Implementation of the paper "Machine Learning for the Prediction of Professional Tennis Matches" (Sipko, 2015).
- First, we need the data, that is information about tournaments (ATP only), players, and matches, with detailed statistics for each of them. The best source is the Oncourt database, which you can download from their website. Otherwise, you can use JeffSackmann's data, which is very good but lacks winners, unforced errors, net approaches and serve speed. Regarding betting data, we used the odds provided by tennis-data.co.uk.
- Next, we need to parse the data; in other words, we will read the .csv files into the program, and store the data in some custom-defined classes (
Tournament
,Player
,Match
,Set
,Statistics
). - Having got the data in our program, now we need to produce the features we need. For this step, we followed the paper, which basically suggests to take two averages, weighted by time and surface, for each player, and subtract them. We also implemented the common opponent model. The program writes the features for every match to a .csv file.

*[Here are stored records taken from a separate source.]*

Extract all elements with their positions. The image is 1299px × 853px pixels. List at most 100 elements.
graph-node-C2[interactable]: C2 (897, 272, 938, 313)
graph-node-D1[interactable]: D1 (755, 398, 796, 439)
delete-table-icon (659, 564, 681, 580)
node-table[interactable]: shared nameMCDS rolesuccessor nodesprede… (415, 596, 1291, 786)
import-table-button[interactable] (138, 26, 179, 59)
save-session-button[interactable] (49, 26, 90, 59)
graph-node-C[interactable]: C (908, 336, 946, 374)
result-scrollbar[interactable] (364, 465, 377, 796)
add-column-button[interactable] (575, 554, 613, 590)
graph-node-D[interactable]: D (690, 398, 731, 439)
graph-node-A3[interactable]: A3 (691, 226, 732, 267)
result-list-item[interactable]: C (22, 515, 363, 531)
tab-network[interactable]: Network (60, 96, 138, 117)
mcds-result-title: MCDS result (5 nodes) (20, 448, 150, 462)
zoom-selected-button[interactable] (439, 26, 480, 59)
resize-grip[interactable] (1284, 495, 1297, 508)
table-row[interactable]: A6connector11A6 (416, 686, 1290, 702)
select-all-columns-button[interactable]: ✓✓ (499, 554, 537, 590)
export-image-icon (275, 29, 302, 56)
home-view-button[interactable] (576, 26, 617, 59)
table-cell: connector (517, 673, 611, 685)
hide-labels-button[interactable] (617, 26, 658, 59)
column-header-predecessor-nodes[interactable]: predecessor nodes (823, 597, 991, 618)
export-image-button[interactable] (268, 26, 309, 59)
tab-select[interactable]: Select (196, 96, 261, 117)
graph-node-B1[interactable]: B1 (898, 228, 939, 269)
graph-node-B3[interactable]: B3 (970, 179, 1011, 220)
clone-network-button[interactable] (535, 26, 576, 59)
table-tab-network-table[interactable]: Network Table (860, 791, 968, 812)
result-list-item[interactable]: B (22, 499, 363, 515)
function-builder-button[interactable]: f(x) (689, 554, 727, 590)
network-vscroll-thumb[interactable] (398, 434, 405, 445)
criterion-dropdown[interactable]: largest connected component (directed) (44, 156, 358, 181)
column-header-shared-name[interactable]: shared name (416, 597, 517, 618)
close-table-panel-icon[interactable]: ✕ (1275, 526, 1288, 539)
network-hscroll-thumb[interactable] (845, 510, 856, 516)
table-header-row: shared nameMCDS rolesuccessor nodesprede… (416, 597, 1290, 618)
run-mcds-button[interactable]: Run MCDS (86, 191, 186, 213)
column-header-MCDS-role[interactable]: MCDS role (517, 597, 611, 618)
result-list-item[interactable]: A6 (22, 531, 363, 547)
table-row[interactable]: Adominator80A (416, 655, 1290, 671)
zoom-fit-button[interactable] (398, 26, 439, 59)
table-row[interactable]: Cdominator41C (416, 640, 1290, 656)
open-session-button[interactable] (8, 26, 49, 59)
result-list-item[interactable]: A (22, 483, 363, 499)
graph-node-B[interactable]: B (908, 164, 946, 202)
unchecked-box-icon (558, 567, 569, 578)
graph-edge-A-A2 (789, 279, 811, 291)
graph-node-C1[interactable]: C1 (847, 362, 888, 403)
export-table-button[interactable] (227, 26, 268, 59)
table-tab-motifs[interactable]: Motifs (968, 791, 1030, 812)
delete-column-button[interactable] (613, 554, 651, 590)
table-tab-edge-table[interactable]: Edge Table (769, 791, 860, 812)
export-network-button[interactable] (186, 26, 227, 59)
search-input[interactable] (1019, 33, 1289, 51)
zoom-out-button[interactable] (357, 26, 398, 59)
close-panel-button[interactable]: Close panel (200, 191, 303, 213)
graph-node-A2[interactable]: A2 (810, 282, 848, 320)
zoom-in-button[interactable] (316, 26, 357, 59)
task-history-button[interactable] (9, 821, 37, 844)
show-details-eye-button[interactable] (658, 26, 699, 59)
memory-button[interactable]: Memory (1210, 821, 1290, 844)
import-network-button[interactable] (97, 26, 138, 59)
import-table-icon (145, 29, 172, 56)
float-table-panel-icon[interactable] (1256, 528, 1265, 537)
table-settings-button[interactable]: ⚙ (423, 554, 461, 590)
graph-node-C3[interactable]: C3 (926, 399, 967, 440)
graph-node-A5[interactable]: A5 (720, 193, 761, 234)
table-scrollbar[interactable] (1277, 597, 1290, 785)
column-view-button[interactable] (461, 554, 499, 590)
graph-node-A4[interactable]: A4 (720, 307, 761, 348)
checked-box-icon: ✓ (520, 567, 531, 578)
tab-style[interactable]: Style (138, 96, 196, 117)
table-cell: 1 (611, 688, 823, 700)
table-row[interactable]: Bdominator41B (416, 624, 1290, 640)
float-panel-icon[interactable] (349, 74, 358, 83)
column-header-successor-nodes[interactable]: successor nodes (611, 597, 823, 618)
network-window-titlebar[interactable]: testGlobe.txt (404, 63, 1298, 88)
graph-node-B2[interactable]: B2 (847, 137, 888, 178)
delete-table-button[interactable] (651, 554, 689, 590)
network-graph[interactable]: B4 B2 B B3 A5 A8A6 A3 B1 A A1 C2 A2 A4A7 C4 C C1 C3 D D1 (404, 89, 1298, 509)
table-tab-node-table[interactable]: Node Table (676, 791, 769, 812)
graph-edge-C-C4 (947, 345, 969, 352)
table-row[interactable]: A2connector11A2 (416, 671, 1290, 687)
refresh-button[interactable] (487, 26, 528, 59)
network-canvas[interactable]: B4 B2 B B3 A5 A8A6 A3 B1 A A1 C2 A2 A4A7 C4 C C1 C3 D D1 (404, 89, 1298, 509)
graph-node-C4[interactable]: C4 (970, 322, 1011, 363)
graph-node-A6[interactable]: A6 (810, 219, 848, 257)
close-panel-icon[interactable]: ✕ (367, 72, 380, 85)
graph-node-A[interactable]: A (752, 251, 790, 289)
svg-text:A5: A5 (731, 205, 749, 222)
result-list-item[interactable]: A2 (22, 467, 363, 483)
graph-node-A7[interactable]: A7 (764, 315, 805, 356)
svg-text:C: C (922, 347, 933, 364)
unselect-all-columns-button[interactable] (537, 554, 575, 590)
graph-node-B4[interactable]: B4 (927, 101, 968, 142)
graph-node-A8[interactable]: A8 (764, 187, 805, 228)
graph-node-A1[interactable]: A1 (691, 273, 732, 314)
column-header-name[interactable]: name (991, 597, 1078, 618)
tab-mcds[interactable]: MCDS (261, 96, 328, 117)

- Finally, we will find a pattern in the data using a learning algorithm. The paper suggests logistic regression and neural network. We also used SVM and decision trees.
We get 65% accuracy on the training set, that is we correctly predict the outcome for 65 matches every 100. The result is not bad, but we couldn't compare it with the result the author achieved because he doesn't mention it in the paper. It does mention, however, the ROI of the betting strategy based on the Kelly criterion. The author got a positive ROI, but our backtests since 2004 show a negative profit.